On September 18, 2019, English Honors classes had the privilege to visit the Getty Villa and experience 7,000 years of Greco-Roman art. It was only fitting– after all, we had just finished a unit on The Odyssey.
Naturally, I was excited for all the beauty and history I would witness there. The ride there and back however was far from exciting. Annnnd the fact that we had to arrive at school by 6:30 AM wasn’t the most thrilling idea either. Nonetheless, I was prepared for a wonderful learning experience that would take us outside the regular routine of sitting down and writing.
When I woke up on the 18th, I somehow managed to drag my half-asleep body through all of my daily morning routines and arrive at school on time.

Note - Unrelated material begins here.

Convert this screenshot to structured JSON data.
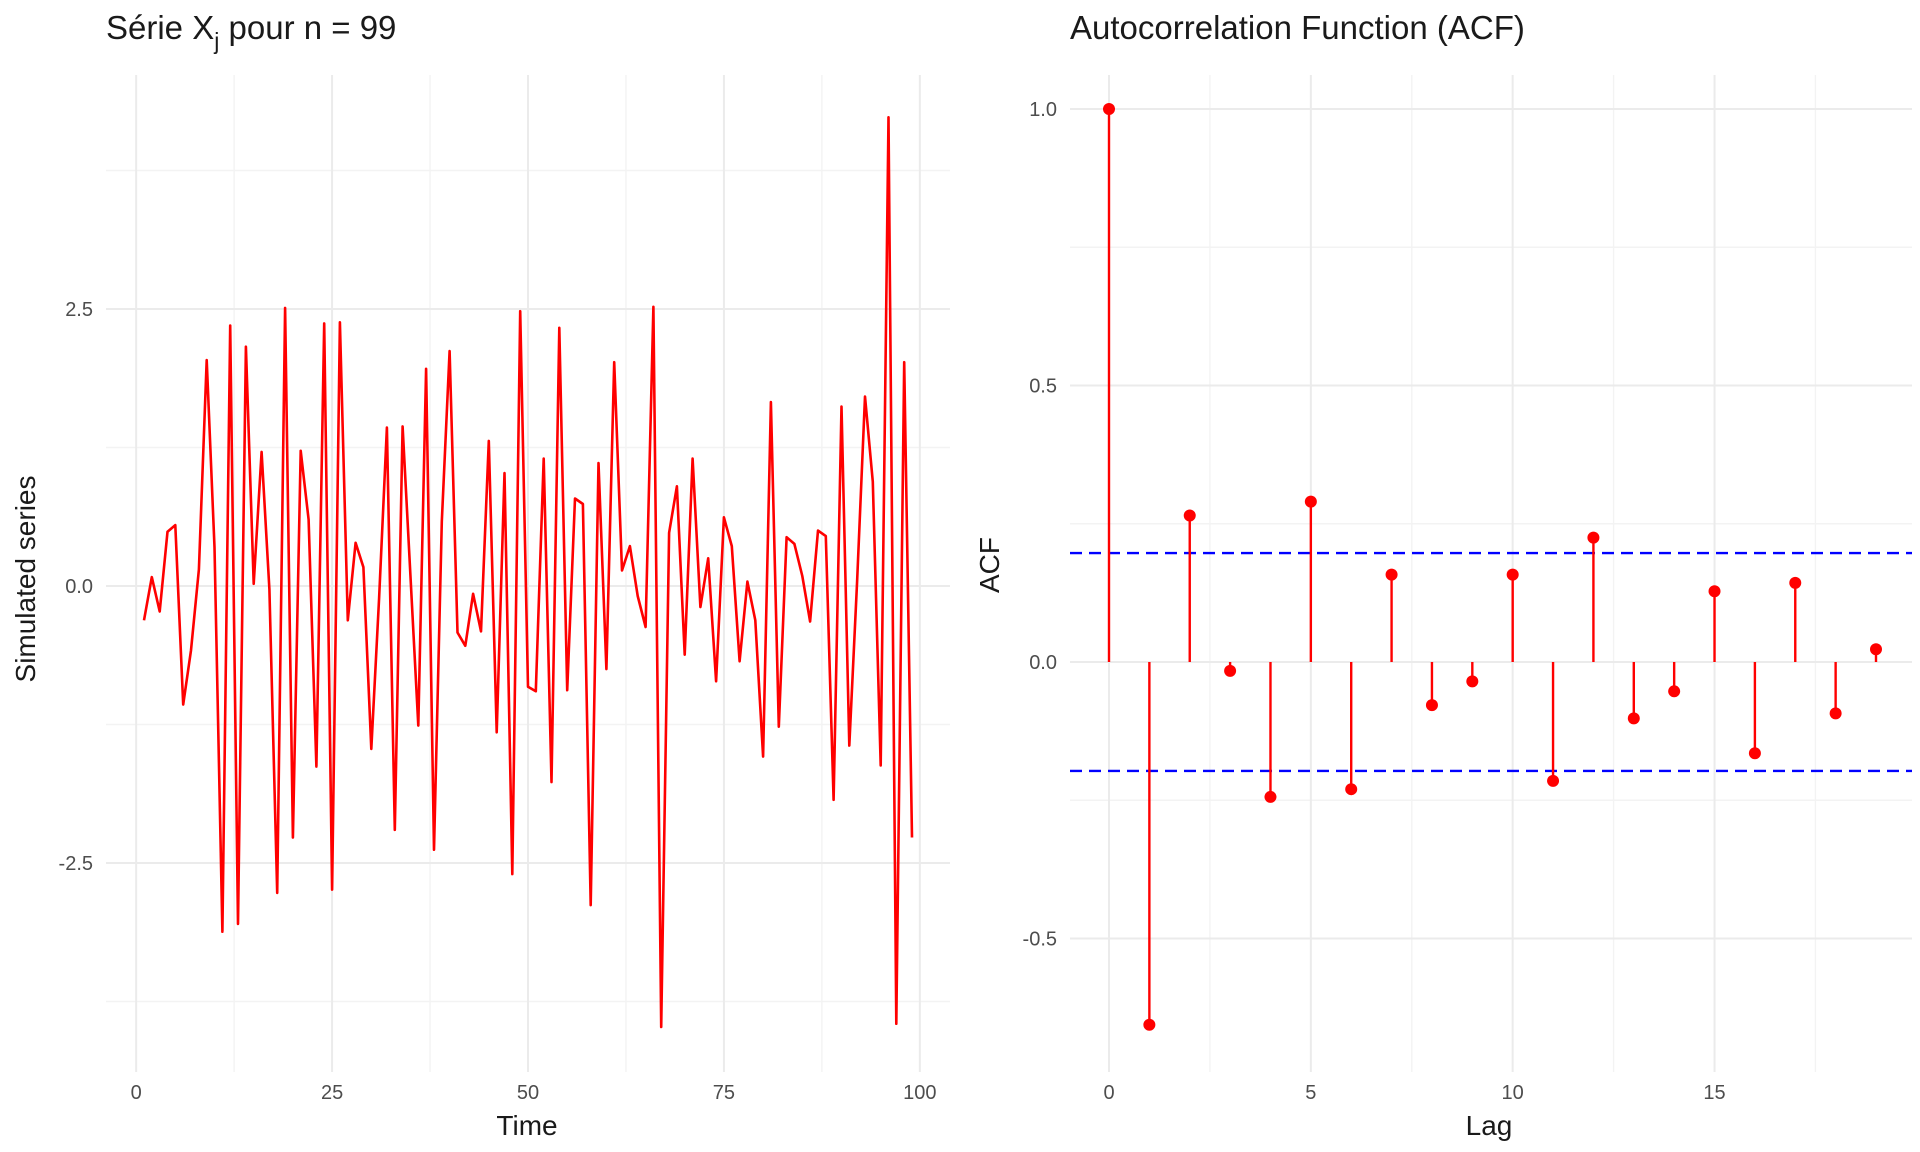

After tactically choosing a seat that was close to my friends, everyone on the bus was forced to endure a roughly 5-hour ordeal getting there. The seats barely had enough leg room for me, and definitely had none for anyone that was even remotely taller than me. Luckily, the ride was mitigated by one of my friends having the foresight to bring some video games for us to play. Unfortunately, we could not have predicted that we would be delayed by about 2 hours, turning what would have been a 3-hour commute into a 5-hour one.
When we arrived at the Getty Villa gates, we were greeted with lavish gardens. It was clear that it was tended regularly. Our bus came to a halt and we disembarked. Due to arriving fairly late, we were forced to rush everything and act in the most efficient way possible. I hastily got off the bus and my group funneled into the Getty Villa entrance. The moment the interior of the villa came into view. It became apparent to me how faithful the replica was to a real roman villa. The sturdy pillars and marble floors were identical to those of a true roman villa. Every corner was a love letter to the architecture of the ancient world.
Unfortunately, we were not granted much time to admire the stunning recreation in front of, below, and above us. We had to immediately find our tour guide. After some basic formalities, we were put into groups and sent on our way to observe a small portion of Greek and Roman life. The tour guide was very adaptable and decided to slightly change our plans. Rather than going for a more in depth tour of only a few places, we had a broad overview of additional museum sites. There were too many to really name however there were quite a few notable ones. Under the replica of a classic Roman dome, stood a nude statue Heracles/Hercules formed out of marble. There were plenty of ancient Greek and Roman pottery that depicted iconic moments in mythology. The outdoor gardens provided a serene retreat for anyone who needed a break. Though we didn’t stay long in each spot, it did certainly fuel my intrigue for these places further, and encouraged me to come back to find out more on my own time. Though I wish I could enjoy the sites more, it came time for us to leave. Our time was short but sweet, and made me want to come back here even more.
We all boarded the bus and went on our way back home — on a charter bus this time, luckily. The charter bus had AC and a charging port. We endured the long commute, once again, which took about 4 hours. At long last, we arrived at home and to the comfort of our beds.
Overall, I’d say that the Getty Villa visit was worthwhile. Unfortunately, we did not get to enjoy all of the sections for very long and only briefly skimmed over the museum. The commute was by far the worst part of the entire outing. If you didn’t bring something to keep yourself entertained, the trip probably wouldn’t be worth it. The weather is adequate, and umbrellas are provided, so baking in the sun will not be an issue. The art was beautiful, and learning about the history behind all of the pieces truly enhanced the experience. I would recommend going to the Getty Villa on your own time, if possible, so that you may set your own pace. Having to adhere to a strict schedule declined the tour.